Gone are the days of getting your fiber from only bran flakes and prunes. Now manufacturers are adding fiber to yogurt, ice cream, snack bars, muffin mixes, water and juice. But are all fibers equal? Experts recommend that consumers consider more than the amount of fiber listed on the Nutrition Facts panel and the words printed on the box.
Adequate fiber in the diet is needed to lower the risks of certain chronic diseases. The current recommendation, according to the 2005 Dietary Guidelines for Americans, is 14 grams of fiber per 1000 calories. Women younger than age 50 should aim for 25 grams of fiber and men need 38 grams a day. The amount of fiber needed for people over 50 decreases because calorie needs decrease with age. Women over 50 need 21 grams and men need 30 grams.

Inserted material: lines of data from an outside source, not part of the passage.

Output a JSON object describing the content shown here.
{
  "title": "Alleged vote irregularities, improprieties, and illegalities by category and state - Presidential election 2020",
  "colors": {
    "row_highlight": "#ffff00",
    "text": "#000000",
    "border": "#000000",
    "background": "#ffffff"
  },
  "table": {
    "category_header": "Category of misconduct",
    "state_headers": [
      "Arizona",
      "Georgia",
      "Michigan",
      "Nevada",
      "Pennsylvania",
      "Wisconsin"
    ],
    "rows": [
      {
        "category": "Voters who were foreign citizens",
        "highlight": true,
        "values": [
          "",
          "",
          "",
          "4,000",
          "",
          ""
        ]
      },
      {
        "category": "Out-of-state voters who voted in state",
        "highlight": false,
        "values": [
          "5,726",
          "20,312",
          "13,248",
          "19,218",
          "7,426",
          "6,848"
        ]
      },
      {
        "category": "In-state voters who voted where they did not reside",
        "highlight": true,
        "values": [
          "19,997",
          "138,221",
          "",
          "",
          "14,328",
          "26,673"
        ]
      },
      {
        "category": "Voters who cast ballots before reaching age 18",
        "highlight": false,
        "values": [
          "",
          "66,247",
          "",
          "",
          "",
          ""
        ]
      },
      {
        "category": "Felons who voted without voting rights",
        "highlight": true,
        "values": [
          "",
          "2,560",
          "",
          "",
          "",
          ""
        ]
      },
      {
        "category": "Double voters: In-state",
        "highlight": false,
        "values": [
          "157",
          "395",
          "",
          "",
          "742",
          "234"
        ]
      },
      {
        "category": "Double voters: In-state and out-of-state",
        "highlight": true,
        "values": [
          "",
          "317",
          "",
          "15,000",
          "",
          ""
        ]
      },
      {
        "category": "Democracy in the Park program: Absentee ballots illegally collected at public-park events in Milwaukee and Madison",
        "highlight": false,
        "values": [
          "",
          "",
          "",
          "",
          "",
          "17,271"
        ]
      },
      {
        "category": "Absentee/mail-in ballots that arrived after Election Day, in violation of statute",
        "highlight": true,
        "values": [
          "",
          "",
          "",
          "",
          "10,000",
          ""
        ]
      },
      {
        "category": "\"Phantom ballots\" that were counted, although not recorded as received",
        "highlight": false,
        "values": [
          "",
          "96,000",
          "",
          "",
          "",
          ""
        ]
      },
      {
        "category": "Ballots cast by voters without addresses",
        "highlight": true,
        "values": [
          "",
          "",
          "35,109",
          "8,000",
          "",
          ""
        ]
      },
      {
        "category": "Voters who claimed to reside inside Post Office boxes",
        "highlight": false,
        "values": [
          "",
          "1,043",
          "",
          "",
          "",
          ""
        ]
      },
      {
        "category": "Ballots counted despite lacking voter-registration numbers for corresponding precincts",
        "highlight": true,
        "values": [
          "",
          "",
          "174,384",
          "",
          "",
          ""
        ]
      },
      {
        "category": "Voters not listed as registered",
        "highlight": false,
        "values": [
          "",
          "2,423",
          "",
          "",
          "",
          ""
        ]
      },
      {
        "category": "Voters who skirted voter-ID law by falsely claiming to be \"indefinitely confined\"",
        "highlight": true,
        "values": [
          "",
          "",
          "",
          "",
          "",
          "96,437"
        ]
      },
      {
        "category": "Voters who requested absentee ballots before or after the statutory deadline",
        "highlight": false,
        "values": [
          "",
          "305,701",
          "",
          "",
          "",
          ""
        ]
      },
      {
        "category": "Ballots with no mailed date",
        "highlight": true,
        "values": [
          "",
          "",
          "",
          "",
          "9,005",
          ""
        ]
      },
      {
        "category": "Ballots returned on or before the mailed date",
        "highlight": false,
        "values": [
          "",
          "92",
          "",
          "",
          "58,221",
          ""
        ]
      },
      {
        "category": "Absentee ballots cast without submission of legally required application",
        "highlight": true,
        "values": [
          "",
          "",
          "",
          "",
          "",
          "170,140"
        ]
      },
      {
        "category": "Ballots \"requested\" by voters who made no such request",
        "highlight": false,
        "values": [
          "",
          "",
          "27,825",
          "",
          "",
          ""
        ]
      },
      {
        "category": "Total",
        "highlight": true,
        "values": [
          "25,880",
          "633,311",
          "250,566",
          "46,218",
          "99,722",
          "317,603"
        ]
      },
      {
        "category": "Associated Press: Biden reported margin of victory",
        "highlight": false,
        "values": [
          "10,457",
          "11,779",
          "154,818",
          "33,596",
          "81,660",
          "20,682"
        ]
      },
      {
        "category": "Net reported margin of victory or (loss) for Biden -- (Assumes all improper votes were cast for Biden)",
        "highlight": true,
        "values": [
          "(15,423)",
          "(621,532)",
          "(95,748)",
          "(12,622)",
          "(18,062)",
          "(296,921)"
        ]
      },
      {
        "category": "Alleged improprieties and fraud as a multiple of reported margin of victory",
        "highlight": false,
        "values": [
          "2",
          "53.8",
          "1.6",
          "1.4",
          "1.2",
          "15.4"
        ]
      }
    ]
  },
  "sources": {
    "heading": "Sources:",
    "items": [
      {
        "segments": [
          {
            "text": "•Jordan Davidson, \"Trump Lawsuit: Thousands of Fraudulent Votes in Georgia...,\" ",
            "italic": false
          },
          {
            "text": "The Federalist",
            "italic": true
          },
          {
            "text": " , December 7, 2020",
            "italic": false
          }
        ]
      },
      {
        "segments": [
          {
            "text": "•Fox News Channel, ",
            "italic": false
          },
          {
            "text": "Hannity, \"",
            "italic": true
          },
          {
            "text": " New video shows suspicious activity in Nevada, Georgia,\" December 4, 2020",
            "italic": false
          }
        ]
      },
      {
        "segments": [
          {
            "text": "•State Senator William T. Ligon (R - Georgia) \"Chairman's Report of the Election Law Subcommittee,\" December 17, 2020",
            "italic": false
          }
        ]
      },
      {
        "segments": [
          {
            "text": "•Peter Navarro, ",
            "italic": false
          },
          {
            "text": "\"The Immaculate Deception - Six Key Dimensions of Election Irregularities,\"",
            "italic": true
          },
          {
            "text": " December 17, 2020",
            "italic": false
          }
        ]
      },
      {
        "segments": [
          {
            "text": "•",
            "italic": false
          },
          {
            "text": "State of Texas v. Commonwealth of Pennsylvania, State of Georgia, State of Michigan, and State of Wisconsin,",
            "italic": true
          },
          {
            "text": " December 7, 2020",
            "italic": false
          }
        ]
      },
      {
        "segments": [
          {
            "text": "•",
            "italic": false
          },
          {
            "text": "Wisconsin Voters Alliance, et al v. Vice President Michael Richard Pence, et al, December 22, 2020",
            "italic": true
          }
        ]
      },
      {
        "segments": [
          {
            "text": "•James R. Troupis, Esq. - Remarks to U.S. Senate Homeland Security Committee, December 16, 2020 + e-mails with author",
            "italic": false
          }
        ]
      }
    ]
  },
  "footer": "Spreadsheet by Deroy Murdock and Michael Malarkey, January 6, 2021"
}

What is needed and what the average American gets seldom match, as most Americans consume about half the recommended levels.
Joanne Lupton, nutrition professor at Texas A&M, specializes in dietary fiber and colon cancer. She reports that there is a very long history of high fiber foods -- whole grains, fruits, vegetables and legumes -- being protective against a variety of diseases including heart disease and diabetes. Other researchers question if it's the fiber or something else in whole grains, such as phytoestrogens, antioxidants, lignans, vitamins or minerals, that is protective.
Dietary fiber is known as roughage, or bulk, and includes all parts of plant food that the body can't digest or absorb. It is commonly classified into two categories -- insoluble and soluble.
Insoluble fiber does not dissolve in water and promotes the movement of material through the digestive system and increases stool bulk. Whole wheat flour, wheat bran, nuts and many vegetables are good sources.
Soluble fiber dissolves in water to form a gel-like material. It can help lower blood cholesterol and glucose levels and is found in oats, peas, beans, apples, citrus fruits, carrots, barley and psyllium. Many fruits, vegetables, beans and nuts have a mix of soluble and insoluble fiber.
The fiber being added to many foods today is functional fiber. It is a non-digestible carbohydrate that can be extracted or isolated chemically. Like soluble fiber, functional fibers are often soluble in water but they are not always "sticky" so they can't lower cholesterol levels the way that soluble fiber can.
The American Dietetic Association maintains that fiber found in natural foods is superior to added or functional fiber. More studies must be done to fully determine the difference. Natural and added fiber will look the same on the Nutrition Facts panel, which tells the total grams of dietary fiber in a serving of packaged food. To find out whether that fiber is natural or added, look at the ingredients list located on the packaging. The most common added fibers used are maltodextrin, inulin, polydextrose, oat fiber, resistant starch, pectin and gum.
Eating five fiber-fortified yogurts a day might meet a person's fiber goal. But it's not the same as getting 25 grams of fiber from a variety of fruits, vegetables and whole grains.
Fiber-fortified foods and snacks may lack the healthy chemicals found in plant foods. It's important to think about the food as well as its fiber content. Fiber put into a food that is high in calories, fat or sodium, may be a poor choice and a waste of calories.
Eating foods with added fiber won't hurt you, but eating naturally fiber-rich foods is recommended because they contain a mix of different fibers as well as important vitamins, minerals and phytochemicals. Variety and moderation count in all things.